Not much is known about what led to the creation of Asbestos Lady.
Anthony Rich, an industrial hygienist known as “Asbestos Hunter,” suggests an interesting comparison on his asbestos archive website Asbestorama.
Decades before Marvel introduced Asbestos Lady, asbestos manufacturing giant Turner & Newall Limited illustrated an ad with “Lady Asbestos,” an allegorical depiction of a Greek goddess-like figure holding a shield and protecting civilization from the elements.
The ads are just one example of early propaganda from asbestos manufacturers.
“Metaphorically, asbestos went from good to bad over the course of a few decades, as indicated by these two graphical representations,” Rich said of Lady Asbestos and Asbestos Lady.
Marvel’s second go at an asbestos villain came in a 1963 issue of “Strange Tales” with the introduction of Asbestos Man.
The first documented case of mesothelioma linked to asbestos exposure surfaced a year later, in 1964, but it wasn’t until the 1970s that scientific evidence surrounding the dangers of the mineral became publicly accepted.
Before taking the alias of Asbestos Man, fictional character Orson Kasloff was the world’s foremost analytical chemist. Wanting to be treated like a king, he turned to a life of crime.

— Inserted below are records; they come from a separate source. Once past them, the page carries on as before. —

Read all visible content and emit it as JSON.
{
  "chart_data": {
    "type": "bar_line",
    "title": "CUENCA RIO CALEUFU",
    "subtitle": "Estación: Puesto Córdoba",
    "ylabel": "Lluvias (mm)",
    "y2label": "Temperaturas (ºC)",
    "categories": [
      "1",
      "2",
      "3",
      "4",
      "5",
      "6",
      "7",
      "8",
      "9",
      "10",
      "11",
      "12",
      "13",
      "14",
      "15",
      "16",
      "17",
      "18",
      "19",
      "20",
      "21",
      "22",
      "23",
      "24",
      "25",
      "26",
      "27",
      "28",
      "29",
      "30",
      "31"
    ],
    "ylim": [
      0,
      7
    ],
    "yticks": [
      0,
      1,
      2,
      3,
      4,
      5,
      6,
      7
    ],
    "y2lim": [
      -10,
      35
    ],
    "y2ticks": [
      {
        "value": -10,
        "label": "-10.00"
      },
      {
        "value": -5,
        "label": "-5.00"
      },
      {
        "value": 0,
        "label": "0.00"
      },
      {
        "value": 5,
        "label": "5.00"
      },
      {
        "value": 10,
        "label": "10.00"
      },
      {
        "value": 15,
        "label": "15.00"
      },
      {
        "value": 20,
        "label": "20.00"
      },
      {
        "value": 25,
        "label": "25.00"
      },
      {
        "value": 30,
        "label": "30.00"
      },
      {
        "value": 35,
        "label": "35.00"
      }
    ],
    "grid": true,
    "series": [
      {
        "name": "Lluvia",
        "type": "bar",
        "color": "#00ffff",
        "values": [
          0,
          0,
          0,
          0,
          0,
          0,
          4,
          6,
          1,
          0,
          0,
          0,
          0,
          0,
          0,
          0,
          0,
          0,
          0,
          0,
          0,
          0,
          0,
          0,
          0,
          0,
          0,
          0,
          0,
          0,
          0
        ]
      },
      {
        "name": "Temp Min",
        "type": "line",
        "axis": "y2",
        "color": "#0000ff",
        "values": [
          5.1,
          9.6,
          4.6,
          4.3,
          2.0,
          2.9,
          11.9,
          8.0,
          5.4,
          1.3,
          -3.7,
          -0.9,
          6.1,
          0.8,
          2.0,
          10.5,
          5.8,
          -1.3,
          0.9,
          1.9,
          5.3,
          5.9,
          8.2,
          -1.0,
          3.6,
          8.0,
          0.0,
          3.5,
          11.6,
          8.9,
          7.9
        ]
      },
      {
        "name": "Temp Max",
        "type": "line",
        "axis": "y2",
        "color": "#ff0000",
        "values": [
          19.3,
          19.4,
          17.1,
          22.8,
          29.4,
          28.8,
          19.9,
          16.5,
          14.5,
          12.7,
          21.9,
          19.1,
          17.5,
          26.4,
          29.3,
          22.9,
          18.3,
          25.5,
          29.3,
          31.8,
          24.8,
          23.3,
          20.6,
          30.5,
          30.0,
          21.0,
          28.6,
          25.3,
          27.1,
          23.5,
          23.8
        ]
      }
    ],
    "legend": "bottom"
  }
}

In an effort to impress the criminal underworld, he decided to defeat the Human Torch.
Kasloff assumed the identity of Asbestos Man, creating a suit of flame-resistant “super asbestos” and arming himself with an asbestos shield and asbestos-lined net that converted heat into explosive charges.
Asbestos Man eventually surrendered and wouldn’t make another appearance until 47 years later, when he is shown trying to rob a fast food restaurant while carrying an oxygen tank.
“Please ignore my oxygen tank,” he tells the cashier in the comic book, “I’m a cancer survivor.”
The cashier doesn’t fear him, but is frightened by his suit made of asbestos. When the heroes show up, even they refuse to touch the asbestos suit. A hazmat team later removes Asbestos Man from the restaurant. That was the villain’s final appearance.
While their storylines were short-lived, compared to more notable Marvel villains, Asbestos Lady’s and Asbestos Man’s legacy is far more significant than the legacies of better known comic book villains.
At a time when asbestos was still being used in products like cigarettes and novelty Christmas snow, comic book criminals used the mineral as a weapon. In the end, both asbestos-themed villains were defeated, not by the superheroes they faced, but by their weapon of choice.
While we may never see Asbestos Lady or Asbestos Man featured as on-screen villains in a Hollywood blockbuster, their legacies are far from “pointless.”